The Glass Rainbow, by James Lee Burke

 Review by Philip K. Jason

Click to Buy

 The publication of a new Dave Robicheaux novel is always a cause for celebration. This classic detective series is perhaps the best case to be made that no real distinction need exist between genre writing and literary writing. With The Glass Rainbow, the 18thRobicheaux installment, James Lee Burke is at the top of his form. Burke’s evocation of the sights, smells, sounds, and historical resonance of the Bayou Teche waterway and its queen city – New Iberia, Louisiana – once again reveals a master’s hand. Does any writer working today handle setting better? I doubt it.

Dave is found plying his inescapable trade in his unique way: dedicated lawman with a rogue streak. Continuing his tenuous position as detective with the Iberia Parish Sheriff’s Department, he becomes involved in the investigation of what might be one of several serial murders of young women. However, this one doesn’t fit the pattern. The victim is not the typical runaway or risk taker, but rather a young black woman named Bernadette Latiolais who was preparing to enter the University of Louisiana’s Lafayette campus on a scholarship. Dave is urged to pay special attention to Bernadette’s case by her brother, an incarcerated lowlife who suggests that Dave pay a visit to a prosperous pimp and drug dealer named Herman Stanga.
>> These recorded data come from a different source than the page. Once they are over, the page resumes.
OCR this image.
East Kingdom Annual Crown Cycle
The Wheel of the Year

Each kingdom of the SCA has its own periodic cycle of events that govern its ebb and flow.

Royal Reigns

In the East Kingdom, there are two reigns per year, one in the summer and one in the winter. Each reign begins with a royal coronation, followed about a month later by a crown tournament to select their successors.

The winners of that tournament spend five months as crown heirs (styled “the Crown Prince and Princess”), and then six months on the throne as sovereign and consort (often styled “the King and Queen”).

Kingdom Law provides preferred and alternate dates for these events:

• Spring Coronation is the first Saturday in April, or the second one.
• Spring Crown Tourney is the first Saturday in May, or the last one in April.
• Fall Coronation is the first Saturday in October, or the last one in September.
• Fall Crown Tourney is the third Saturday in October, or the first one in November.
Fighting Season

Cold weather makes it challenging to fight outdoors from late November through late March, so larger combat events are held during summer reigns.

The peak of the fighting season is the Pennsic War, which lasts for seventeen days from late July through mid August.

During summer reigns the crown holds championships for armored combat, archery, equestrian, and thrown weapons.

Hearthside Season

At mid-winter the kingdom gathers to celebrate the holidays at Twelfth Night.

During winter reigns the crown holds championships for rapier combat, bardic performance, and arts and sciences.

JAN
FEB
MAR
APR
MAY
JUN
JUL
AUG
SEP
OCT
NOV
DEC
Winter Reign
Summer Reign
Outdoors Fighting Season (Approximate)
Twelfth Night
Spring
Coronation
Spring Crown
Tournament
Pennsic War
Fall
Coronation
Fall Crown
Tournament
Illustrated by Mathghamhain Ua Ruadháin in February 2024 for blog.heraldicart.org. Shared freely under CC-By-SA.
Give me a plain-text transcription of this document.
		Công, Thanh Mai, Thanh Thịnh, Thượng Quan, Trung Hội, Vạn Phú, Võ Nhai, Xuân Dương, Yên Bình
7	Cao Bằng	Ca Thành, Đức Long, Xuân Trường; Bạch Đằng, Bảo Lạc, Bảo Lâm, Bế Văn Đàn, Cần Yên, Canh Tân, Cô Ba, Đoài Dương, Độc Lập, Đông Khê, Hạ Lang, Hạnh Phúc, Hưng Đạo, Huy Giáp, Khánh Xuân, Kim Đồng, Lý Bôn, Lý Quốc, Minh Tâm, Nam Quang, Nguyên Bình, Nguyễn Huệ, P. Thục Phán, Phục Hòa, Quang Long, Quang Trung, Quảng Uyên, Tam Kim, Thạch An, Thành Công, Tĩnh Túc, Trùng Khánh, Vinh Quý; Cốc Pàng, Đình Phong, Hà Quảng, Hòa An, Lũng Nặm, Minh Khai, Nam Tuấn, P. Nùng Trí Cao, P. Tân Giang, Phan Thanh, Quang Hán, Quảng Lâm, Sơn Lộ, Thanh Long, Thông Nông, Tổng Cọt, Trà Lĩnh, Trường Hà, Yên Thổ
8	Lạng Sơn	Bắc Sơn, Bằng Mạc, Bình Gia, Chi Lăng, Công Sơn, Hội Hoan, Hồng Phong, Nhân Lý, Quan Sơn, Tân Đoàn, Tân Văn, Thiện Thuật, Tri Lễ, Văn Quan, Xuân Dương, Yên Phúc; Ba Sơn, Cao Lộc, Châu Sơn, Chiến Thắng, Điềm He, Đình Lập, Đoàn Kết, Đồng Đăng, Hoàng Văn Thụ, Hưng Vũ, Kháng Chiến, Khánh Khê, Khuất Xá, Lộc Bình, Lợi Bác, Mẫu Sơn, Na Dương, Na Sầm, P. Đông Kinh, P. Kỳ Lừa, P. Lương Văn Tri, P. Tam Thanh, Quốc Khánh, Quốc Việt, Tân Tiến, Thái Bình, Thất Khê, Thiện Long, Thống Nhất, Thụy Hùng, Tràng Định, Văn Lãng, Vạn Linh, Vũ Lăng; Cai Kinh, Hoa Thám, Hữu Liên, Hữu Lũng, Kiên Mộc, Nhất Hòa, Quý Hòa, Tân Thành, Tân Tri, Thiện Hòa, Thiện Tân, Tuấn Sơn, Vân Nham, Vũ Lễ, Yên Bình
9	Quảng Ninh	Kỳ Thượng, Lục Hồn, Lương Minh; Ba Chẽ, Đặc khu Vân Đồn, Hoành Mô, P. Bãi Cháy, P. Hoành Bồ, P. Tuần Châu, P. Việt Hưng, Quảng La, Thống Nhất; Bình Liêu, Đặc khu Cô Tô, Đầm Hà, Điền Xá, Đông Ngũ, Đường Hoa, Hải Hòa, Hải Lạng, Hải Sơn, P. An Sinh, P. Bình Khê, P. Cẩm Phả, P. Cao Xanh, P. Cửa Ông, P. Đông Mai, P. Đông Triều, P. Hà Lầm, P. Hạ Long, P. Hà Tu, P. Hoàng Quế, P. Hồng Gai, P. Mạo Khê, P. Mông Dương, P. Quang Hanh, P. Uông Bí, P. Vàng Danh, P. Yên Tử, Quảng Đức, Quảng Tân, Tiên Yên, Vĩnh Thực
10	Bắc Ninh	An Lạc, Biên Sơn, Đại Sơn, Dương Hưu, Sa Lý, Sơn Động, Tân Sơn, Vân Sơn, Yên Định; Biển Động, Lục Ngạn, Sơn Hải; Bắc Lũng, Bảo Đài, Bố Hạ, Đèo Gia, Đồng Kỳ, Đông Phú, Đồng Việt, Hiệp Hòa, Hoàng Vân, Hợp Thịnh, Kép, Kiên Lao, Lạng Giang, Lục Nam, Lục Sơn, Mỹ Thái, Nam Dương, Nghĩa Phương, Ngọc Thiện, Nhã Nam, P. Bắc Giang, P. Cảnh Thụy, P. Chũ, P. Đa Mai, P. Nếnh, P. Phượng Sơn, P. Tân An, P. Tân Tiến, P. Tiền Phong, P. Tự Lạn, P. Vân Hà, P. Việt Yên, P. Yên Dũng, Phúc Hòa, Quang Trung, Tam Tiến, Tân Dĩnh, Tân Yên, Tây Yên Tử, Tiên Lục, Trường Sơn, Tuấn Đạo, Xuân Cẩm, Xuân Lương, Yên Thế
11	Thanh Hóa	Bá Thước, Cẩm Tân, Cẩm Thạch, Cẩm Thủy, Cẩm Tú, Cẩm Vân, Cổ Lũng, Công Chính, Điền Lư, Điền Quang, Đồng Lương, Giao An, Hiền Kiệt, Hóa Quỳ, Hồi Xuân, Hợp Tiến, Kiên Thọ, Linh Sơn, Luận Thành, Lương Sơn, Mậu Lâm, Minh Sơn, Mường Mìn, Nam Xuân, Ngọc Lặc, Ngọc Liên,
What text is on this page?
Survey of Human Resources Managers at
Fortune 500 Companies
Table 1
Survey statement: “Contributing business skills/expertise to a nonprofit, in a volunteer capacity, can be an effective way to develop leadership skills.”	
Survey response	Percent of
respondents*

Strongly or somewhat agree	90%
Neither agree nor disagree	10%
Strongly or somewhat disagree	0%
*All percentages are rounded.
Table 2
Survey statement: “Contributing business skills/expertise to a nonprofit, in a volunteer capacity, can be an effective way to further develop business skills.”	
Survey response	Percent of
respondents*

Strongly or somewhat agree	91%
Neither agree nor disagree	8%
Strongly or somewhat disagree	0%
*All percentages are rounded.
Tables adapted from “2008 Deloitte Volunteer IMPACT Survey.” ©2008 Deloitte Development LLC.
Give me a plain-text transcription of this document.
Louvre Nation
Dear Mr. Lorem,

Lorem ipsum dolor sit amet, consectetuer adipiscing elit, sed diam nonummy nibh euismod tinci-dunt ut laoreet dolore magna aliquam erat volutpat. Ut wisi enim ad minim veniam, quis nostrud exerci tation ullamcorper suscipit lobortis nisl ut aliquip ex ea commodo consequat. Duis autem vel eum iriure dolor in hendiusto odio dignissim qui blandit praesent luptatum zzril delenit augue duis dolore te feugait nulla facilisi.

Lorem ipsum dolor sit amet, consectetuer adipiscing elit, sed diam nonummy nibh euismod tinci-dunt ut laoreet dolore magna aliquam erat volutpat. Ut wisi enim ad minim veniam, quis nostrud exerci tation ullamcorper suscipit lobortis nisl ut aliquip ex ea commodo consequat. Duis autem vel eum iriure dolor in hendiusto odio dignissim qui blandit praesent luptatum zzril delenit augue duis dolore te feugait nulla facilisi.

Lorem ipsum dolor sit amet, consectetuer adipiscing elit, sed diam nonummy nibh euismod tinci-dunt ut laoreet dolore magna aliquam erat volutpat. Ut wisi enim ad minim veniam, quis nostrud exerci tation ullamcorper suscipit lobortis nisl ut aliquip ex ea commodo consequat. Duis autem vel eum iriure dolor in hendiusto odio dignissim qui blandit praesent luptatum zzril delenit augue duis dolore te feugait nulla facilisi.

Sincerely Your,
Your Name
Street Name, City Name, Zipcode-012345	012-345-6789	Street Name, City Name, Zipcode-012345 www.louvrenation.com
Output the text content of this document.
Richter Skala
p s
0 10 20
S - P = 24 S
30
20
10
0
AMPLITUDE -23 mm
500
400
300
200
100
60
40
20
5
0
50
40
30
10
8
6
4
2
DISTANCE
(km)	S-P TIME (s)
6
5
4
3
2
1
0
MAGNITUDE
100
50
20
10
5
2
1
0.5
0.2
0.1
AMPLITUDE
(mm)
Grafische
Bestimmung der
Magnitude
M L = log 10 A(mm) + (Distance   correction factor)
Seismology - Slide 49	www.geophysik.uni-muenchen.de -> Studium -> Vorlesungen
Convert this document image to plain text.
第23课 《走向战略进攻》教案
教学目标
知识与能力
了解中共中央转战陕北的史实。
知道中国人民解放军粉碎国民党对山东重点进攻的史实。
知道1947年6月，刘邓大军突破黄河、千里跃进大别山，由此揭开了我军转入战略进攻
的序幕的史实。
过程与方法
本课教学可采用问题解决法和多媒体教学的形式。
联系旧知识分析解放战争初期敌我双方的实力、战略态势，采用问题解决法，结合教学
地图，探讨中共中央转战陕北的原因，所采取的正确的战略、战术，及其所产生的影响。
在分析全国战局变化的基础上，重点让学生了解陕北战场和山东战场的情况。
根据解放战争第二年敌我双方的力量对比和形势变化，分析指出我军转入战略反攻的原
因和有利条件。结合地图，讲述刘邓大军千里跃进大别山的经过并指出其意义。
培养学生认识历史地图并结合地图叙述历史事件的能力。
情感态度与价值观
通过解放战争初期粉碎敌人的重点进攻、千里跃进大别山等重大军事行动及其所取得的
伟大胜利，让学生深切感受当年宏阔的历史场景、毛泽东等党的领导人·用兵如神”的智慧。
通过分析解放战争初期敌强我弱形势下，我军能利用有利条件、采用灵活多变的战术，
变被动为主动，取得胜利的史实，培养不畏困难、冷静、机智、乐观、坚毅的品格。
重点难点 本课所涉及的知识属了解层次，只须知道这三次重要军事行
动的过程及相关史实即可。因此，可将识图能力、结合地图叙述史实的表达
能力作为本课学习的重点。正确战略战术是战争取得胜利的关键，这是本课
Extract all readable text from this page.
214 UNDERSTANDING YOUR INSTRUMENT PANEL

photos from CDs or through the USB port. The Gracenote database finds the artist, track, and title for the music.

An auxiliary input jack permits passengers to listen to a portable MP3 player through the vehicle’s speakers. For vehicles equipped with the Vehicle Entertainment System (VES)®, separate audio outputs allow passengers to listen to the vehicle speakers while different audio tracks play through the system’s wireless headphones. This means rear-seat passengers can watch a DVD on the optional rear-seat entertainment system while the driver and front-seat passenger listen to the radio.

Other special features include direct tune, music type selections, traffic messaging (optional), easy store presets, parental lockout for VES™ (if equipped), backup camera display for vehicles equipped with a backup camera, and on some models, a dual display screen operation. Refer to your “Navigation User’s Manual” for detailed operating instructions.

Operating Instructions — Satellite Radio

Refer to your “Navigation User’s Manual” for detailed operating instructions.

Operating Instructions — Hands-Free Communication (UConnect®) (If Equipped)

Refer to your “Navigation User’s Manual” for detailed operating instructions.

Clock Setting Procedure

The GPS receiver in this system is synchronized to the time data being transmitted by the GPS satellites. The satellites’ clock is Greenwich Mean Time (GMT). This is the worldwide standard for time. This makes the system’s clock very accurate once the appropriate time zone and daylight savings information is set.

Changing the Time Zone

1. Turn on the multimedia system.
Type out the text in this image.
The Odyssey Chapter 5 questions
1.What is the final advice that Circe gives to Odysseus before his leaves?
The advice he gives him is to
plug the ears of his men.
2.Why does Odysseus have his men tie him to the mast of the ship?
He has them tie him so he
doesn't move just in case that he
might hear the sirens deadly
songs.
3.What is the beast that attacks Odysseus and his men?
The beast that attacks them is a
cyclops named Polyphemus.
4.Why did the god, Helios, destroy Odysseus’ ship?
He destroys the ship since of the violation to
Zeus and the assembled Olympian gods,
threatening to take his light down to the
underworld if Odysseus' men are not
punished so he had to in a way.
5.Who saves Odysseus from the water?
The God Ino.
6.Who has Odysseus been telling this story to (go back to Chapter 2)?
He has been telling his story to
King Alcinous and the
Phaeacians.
Herman belongs to Burke’s gallery of self-satisfied agents of innate and thoroughgoing evil. Each is a piece of damaged goods with his (or her) own particular streak of cruelty and motive. The presence of evil is very real to Dave Robicheaux and his creator, and its manifestations are drawn in gruesome psychological and behavioral detail.

The investigation casts some suspicion on novelist Kermit Abelard, grandson of a fading local patrician, and his very good friend, Robert Weingart, an ex-con with a best-selling memoir. Dave knows that the Abelard fortune is based in large part on dirty dealings. Kermit, it turns out, is connected to an organization that funded Bernadette’s scholarship – but he at first denies knowing her.

An additional, yet emotionally explosive, complication is the fact that Dave’s daughter Alafair, a law student and aspiring novelist, has been drawn into Kermit’s orbit. The relationship has become quite close, and Dave is extremely worried about it. His instincts tell him that Kermit and his ex-con friend are corrupt users in one way or another. It turns out that he’s right, but Alafair takes too long to accept his judgment. Once again, Dave’s family is threatened through the blowback of his job and his way of doing it.

One likely motive for Bernadette’s murder has to do with property she inherited that is desired for a lucrative land deal involving the biofuel industry. The details remain hazy, but the deal smells really bad. As the novel progresses, the investigative broom sweeps in a larger and larger cast of characters, including self-made but shady Layton Blanchet, his gorgeous and malicious wife Carolyn, an unstable female deputy sheriff, and eventually a para-military team of soldiers of fortune.

Early on, Dave’s long time best buddy and freelance investigative partner Clete Purcel is brought into the picture. Readers who have known Clete through the many Robicheaux novels will be thrilled to meet him again in all his beefy, alcoholic splendor. A man for whom violence is as addictive as booze, Clete is still the soul of loyalty. The relationship brings out the best – and sometimes the worst – in both men, now aging figures acutely conscious of time’s passage. Burke’s representation of the tainted seams of American culture that they inhabit and brood upon opens up those cultural strains with remarkable, unrivaled effectiveness.

Brilliantly paced, brimming with memorable characters (some of which can haunt your dreams), intriguingly nuanced, captivating in its sensory detail, and with a challenging moral vision, The Glass Rainbow succeeds on many levels to solidify and even advance James Lee Burke’s already prominent position in contemporary American letters.